Además, las personas físicas registradas podrán también ejercitar los derechos de acceso, oposición, rectificación y cancelación ante las autoridades competentes, respecto a las anotaciones del registro correspondiente de acuerdo a lo previsto en la Ley Orgánica 15/1999, de 13 de diciembre, de protección de datos de carácter personal.

Los controles necesarios que garanticen el cumplimiento de las obligaciones que impone esta normativa serán llevados por las autoridades competentes de las CC.AA. y, además, se establece un régimen sancionador (infracciones y sanciones), según lo previsto en la Ley 8/2003, de 24 de abril; en el texto refundido de la Ley de garantías y uso racional de los medicamentos y productos sanitarios, y en la Ley 33/2011, de 4 de octubre, General de la Salud Pública, sin perjuicio de las responsabilidades civiles, penales o de otro orden que pudieran incurrir. Por ejemplo, el incumplimiento reiterado de las obligaciones establecidas se considerará infracción grave y conllevará una multa de entre 3.001 y 60.000 euros, además, en su caso, de las citadas responsabilidades.

Clase de antimicrobianos

El informe de la European Medicines Agencia (EMA), muestra por clase de antimicrobianos que durante el periodo analizado 2011-2016 hubo un descenso de casi el 40% en las ventas de polimixinas para uso veterinario, que incluye la colistina, utilizada como tratamiento de último recurso frente a infecciones bacterianas resistentes a otros antibióticos, así como de cefalosporinas de tercera y cuarta generación, que bajaron un 15,4%, o de quinolonas, con un recorte del 13,6 por ciento.

Esta disminución de las ventas en la lucha contra las resistencias a los efectos de los antibióticos es consecuencia de los esfuerzos combinados de la Comisión Europea, la EMA, los Estados miembros de la UE, los veterinarios, los ganaderos y de otros actores relacionados con el sector, aunque se destaca también que la situación no es homogénea en toda Europa.

Las directrices comunitarias, junto con las campañas nacionales para el uso prudente de antibióticos en animales, los objetivos de venta y la restricción del uso de algunos antimicrobianos se encuentran entre las acciones puestas en marcha para reducir las ventas de antimicrobianos veterinarios en Europa bajo el paraguas del "Plan de Acción de una Única Salud contra la resistencia a los antibióticos" (“EU One Health Action Plan against AMR”).

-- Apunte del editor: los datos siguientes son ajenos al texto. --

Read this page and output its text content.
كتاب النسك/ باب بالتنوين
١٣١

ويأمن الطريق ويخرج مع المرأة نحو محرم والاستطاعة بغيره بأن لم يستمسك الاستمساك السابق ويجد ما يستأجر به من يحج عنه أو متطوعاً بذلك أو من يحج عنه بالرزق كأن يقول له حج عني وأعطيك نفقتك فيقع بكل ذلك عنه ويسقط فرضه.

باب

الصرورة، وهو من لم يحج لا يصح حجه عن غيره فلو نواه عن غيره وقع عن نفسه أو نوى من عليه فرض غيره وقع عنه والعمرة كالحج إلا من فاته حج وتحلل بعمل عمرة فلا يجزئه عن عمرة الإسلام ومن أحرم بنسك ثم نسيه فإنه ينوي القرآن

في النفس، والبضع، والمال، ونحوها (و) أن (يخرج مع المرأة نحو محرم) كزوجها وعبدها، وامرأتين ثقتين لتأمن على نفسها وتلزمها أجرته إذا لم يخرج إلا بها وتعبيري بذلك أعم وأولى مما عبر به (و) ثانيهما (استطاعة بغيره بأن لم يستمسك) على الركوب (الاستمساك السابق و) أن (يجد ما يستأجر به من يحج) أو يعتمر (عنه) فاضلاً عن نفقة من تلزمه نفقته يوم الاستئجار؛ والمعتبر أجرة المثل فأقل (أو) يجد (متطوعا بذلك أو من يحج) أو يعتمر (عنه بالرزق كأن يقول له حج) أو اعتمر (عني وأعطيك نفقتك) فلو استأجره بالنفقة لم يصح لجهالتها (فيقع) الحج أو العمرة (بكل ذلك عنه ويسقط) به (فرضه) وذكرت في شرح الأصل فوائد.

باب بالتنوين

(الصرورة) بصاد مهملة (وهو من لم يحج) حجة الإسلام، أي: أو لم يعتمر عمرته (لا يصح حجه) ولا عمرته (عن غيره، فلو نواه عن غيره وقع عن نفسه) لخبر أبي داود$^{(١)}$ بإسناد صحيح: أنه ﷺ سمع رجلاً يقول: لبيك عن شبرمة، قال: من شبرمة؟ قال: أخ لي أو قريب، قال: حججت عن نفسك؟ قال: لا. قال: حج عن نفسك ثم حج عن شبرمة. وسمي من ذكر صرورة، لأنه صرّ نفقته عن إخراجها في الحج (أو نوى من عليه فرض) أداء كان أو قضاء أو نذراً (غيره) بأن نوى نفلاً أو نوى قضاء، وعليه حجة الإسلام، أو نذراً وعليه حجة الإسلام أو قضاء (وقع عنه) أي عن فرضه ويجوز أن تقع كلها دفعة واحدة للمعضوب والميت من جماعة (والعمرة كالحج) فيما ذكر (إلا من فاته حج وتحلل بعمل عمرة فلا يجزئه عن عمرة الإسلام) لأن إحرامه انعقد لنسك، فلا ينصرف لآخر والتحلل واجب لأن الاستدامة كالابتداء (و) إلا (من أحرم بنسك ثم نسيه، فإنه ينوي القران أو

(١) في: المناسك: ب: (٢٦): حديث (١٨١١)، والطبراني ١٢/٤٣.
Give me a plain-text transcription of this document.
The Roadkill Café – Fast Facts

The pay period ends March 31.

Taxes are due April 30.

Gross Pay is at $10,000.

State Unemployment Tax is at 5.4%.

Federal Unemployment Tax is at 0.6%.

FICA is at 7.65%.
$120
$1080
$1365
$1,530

Mientras que 16 de los 25 países que proporcionaron datos del periodo 2011-2016 experimentaron una caída en las ventas de antimicrobianos veterinarios del 5% o más, por el contrario, otros seis países registraron un aumento de más del 5% de las ventas durante el mismo periodo. Existe aún, por tanto, potencial para su disminución, sobre todo en aquellos países que mantienen un elevado consumo de estos medicamentos.